In a briefing, National Statistician Dennis Mapa stated that the latest data brought the year-to-date inflation rate to 3.9 percent. Food inflation increased to 6.1 percent from 2.7 percent, with rice inflation rising to 13.7 percent. There was also a notable increase in inflation for fish, which rose to 9.4 percent from 6.6 percent, and vegetables, which increased to 10.4 percent from 7 percent.

Non-food inflation similarly rose to 8.2 percent in April from 4.9 percent, driven by a sharp rise in operating costs of private transport, which surged to 65.8 percent from 31.4 percent. Inflation in electricity, gas, and other fuels also climbed to 16.9 percent from 7.5 percent in March.

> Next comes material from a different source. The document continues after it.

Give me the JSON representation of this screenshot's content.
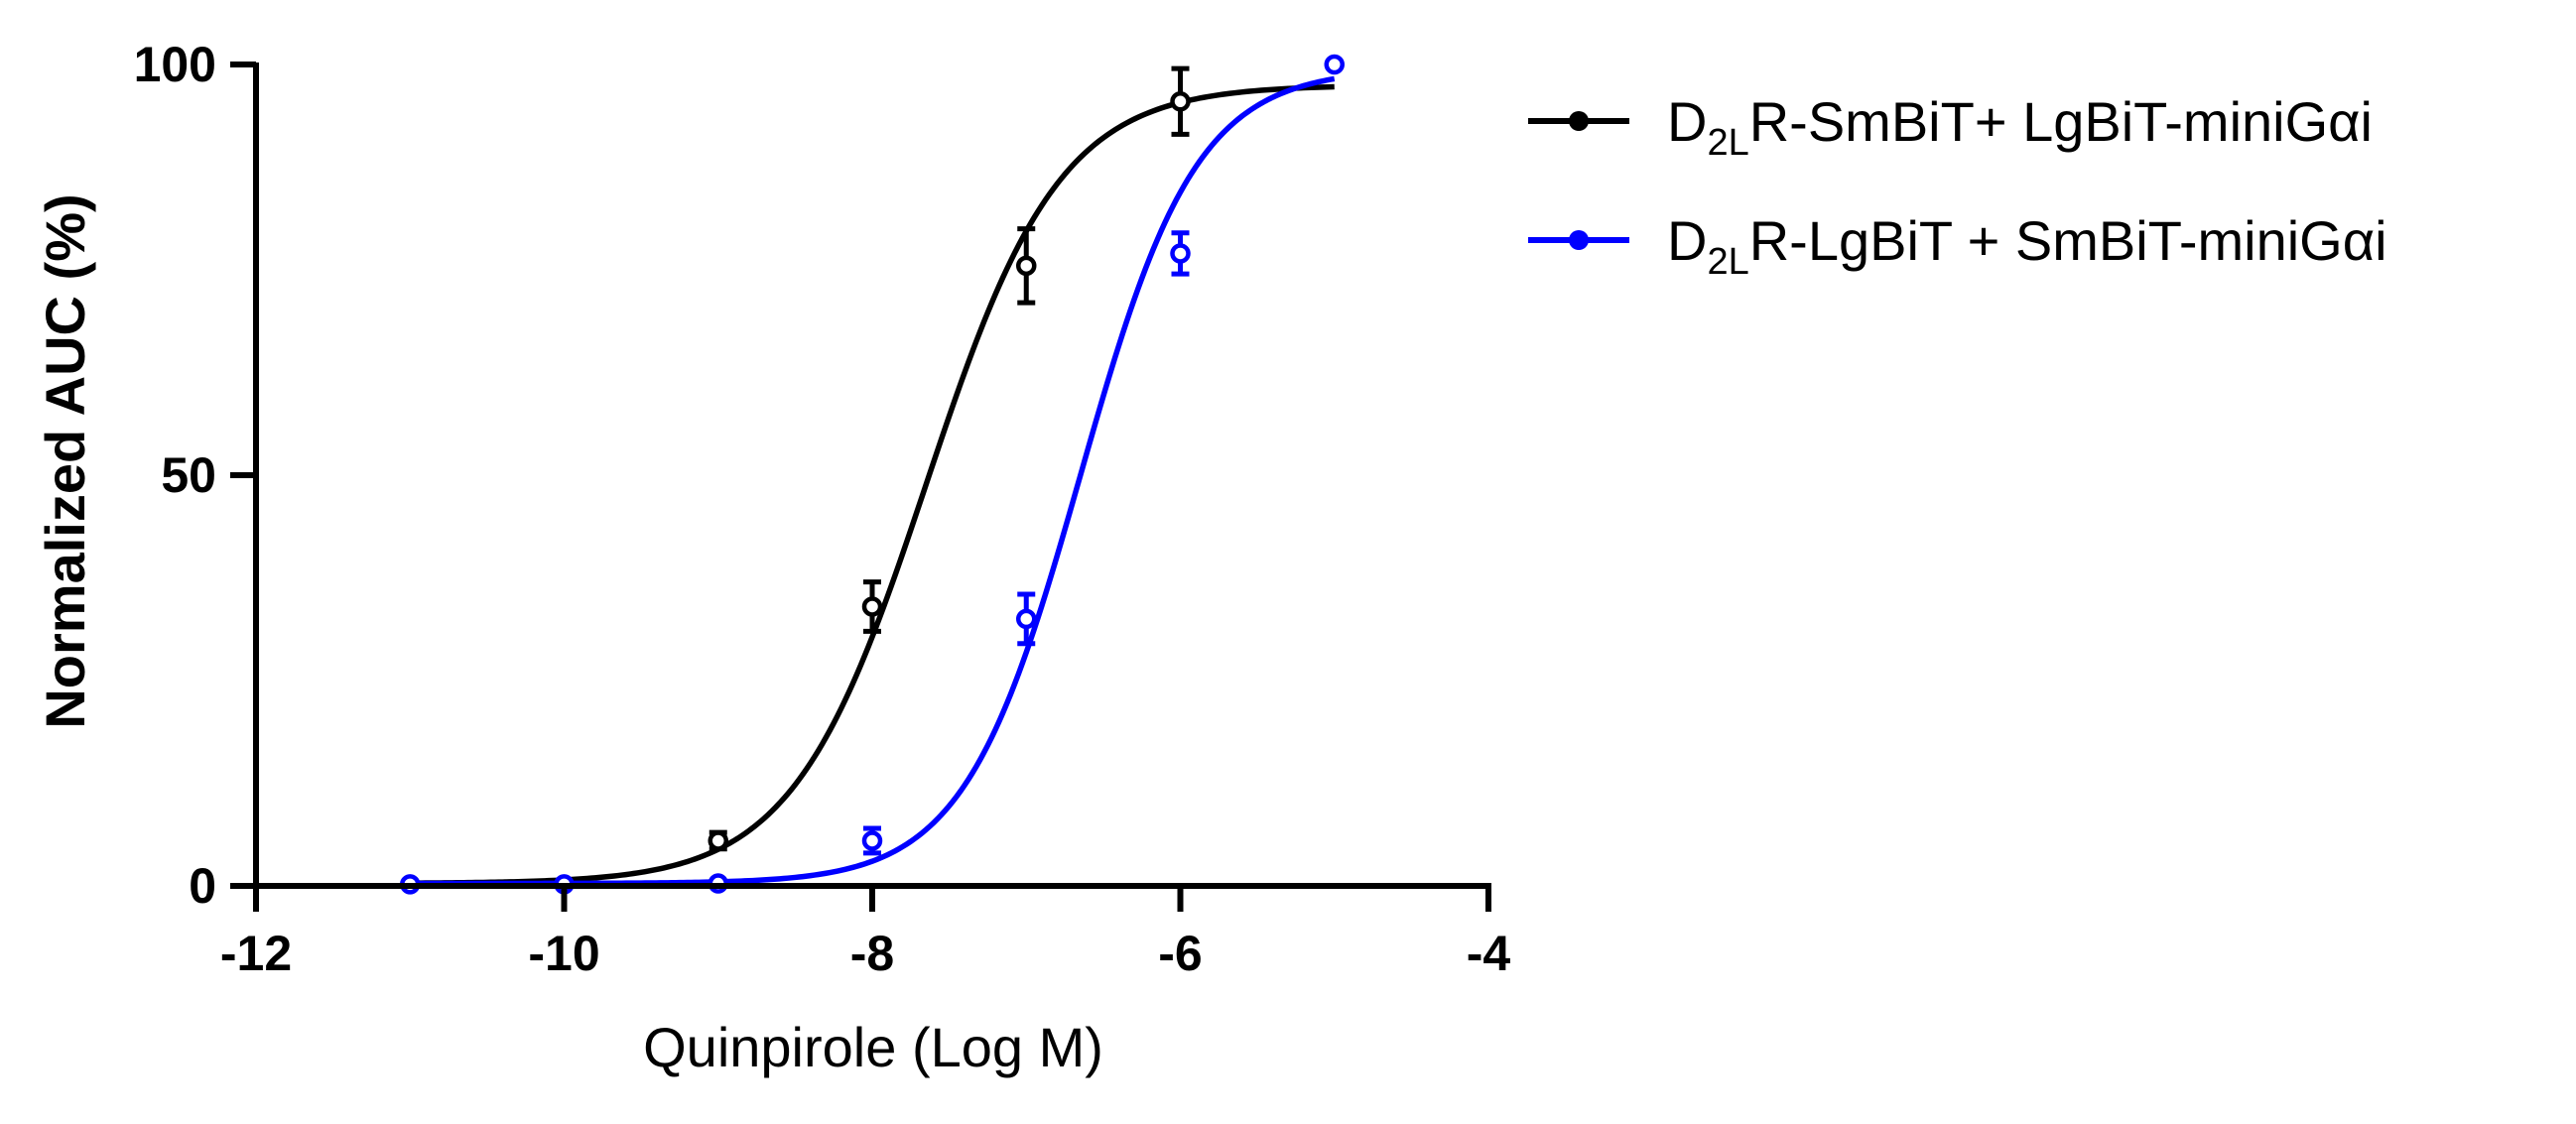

To cushion the impact of the Middle East conflict, the Marcos Jr. administration implemented the Unified Package for Livelihoods, Industry, Food, and Transport (UPLIFT), a comprehensive government response framework. DEPDev Secretary Arsenio Balisacan emphasized the government's focus on targeted interventions to temper price pressures on food, energy, and transport while maintaining domestic supply stability.

In line with UPLIFT, the Department of Energy (DOE) is actively seeking alternative energy sources and developing local capacity to ensure a stable fuel supply. As of April 24, 2.91 billion liters of fuel supply have been secured, with 1.305 billion liters scheduled for delivery, ensuring 54 days of inventory.

Targeted support is also being provided to vulnerable sectors. By April 24, 1.11 million drivers received financial assistance, while 366,009 fuel subsidy recipients and 2.36 million commuters were given 20 percent fare discounts as of April 27.

DEPDev mentioned that financial assistance to farmers and fisherfolk is being extended through dedicated programs. These include the Department of Agriculture's suspension of loan repayments for up to one year under the Survival and Recovery Program of the Agricultural Credit Policy Council and the piloting of a lower-cost fertilization protocol to reduce reliance on urea, a key input in rice production.

Additionally, 787 Kadiwa ng Pangulo sites and price support outlets have been established to connect consumers directly to farmers and producers for lower-priced rice and other essential food products. The recently launched UPLIFT microsite provides weekly updated information on the program's implementation and can be accessed at https://uplift.gov.ph/.

Balisacan reaffirmed the government's commitment to a whole-of-government approach in addressing the impact of the Middle East crisis, prioritizing stable fuel supply, manageable prices, and protection for all sectors amid ongoing challenges.